Aqa Ali Shah, His Highness Aga Khan II was born in 1246/1830 at Mahallat, where he spent the first decade of his age. In the outset of 1256/1840, Aqa Ali Shah had been taken to Iraq, where he stayed a few years with his mother. Under the instruction of Iranian and Arab teachers, eminent for their piety and learning, he had been taught the oriental languages, and he achieved a reputation as an authority on Persian and Arabic literature, as a student of metaphysics and as an exponent of religious philosophy. He mostly spent his time at Baghdad and Karbala in hunting expeditions with the Iranian princes, notably in compnay with Zill al-Sultan, the eldest son of Shah Fateh Ali, who ruled for forty days in Iran.
During the late 1256/1840, Aqa Ali Shah had been permitted by the Qajarid regime to take up temporary residence in Iran. His first marriage actualized with Marium Sultana in Iraq, which had been opposed by certain local ulema, but the Aga Khan's close friend, called Safi Ali Shah (d. 1316/1898) had made the marriage possible after winning the approval of the ulema. From Karbala they had gone to Baghdad where they had a friendly meeting with Major Henry Rawlinson (1810-1895), the then British political agent in Turkish Arabia. He decided to take the Aga Khan's family under his protection.
Aqa Ali Shah and his mother Sarv-i Jahan Khanum (d. 1299/1882) and his wife Marium Sultana, joined Hasan Ali Shah Aga Khan I in Bombay in 1268/1852. The old book of Bombay Jamatkhana records an entry that he attended the marriage of a certain Ismaili on June 17, 1852 at Bombay and was given a cash prize. Henceforward, Aqa Ali Shah regularly visited different Ismaili communities in Sind, Kutchh and Kathiawar, and lived for some time in Karachi. He had been appointed a member of the Commission in 1874 which was constituted to submit proposals for amendments of law relating to the Ismaili community.
On succeeding to the Imamate in 1298/1881, Aqa Ali Shah Aga Khan II maintained the friendly relation with the British India that had been cemented by his father. He was granted the title of His Highness by the British government, which was officially informed to him by the then governor of Bombay on August 9, 1882 on behalf of the Governor General.
The Qajarid king of Iran, Nasiruddin Shah (d. 1313/1896) had sent a message of condolence and sympathy to the Aga Khan II on the occasion of his father's death. Later on, a robe of honour and the emblem of Iranian crown studded with diamonds were sent by the king to the Aga Khan in Bombay as a sign of his relationsip with the Aga Khan's family.

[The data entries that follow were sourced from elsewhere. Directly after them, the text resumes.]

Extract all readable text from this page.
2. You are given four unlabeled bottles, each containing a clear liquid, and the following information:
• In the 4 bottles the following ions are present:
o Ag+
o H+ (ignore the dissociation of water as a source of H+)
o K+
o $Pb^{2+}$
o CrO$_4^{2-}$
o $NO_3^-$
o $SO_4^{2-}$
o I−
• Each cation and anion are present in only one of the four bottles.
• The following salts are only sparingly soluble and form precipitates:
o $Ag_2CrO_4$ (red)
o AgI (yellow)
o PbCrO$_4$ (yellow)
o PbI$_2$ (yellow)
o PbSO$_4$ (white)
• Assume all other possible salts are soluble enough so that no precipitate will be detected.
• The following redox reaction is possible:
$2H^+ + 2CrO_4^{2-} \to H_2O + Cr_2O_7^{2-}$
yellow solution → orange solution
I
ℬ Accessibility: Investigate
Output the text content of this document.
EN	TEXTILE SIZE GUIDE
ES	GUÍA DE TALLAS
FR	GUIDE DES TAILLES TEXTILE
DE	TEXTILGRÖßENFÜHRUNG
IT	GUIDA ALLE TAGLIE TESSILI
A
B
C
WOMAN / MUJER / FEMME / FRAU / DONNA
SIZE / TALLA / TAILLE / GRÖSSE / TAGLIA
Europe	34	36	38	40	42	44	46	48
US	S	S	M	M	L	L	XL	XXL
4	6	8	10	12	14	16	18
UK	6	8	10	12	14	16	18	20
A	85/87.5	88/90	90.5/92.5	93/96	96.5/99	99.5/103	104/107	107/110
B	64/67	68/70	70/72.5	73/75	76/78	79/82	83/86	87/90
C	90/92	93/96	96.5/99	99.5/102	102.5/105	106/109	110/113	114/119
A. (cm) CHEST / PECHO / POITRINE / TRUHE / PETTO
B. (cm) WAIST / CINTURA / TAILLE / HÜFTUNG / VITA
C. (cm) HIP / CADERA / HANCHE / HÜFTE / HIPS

He was appointed to the Bombay Imperial Legislative Council from 1880 to 1885, when Sir James Fergusson (1808-1886) was the governor of Bombay. According to Naoroji M. Dumasia in "The Aga Khan and his Ancestors" (Bombay, 1939, p. 61), "The nomination to the Council in those days was a rare distinction bestowed only on men of outstanding ability and high social position." He discharged his responsibilities and onerous duties in a manner which drew admiration of all. He was also the President of Mohammadan National Association at Bombay, and an honorary patron of the Western India Turf Club.
During Lord Ripon's regime a peculiar case arose in 1882, when Sir Courtney Ilbert framed and introduced a Bill, known as Ilber Bill. It intended to invest district magistrates and sessions judges with a limited jurisdiction to try European British subjects, and to empower local government to extend the powers to other officials of certain specified classes. The Ilbert Bill was opposed by the Indians, and a public meeting was held on August 27, 1883, with the participation of the Aga Khan II and other eminent persons. In the history of the nation-building of India, this meeting on the Ilbert Bill was justly regarded as most important, and indeed an epoch making event. In its resolution, a body of distinguished citizens was made in a deputation to Sir C. Baring to present the public opinions. This deputation included the Aga Khan II, Badruddin Tyab Ali (1844-1906), Feroz Shah, Telang, Mandlik, Sir Mangaldas Nathubhai and Premchand Roychand. The storm round the Bill however continued, and at length, the Bill had been amended and was passed on January 25, 1884.
He was also well concerned about the welfare of the Ismailis in India, and assisted the needy followers in Sind, Kutchh and Kathiawar. Recalling the events of his childhood, his son and successor the Aga Khan III once said: "My first recollection is of camping in tents and of travelling with my father. We went through Kutchh, Kathiawar and Sind, and I can never forget the memories of those days when we had to halt every two or three hours in order not to tire the horses and mules and donkeys and camels that carried our luggage. Now, looking back, it seems to me that we led the life of gipsies; we were almost a gipsy family. We carried our food about, as very often we could not get it at the places through which we passed. Even water for drinking was brought, sometimes from Bombay or Karachi, in the form of soda water."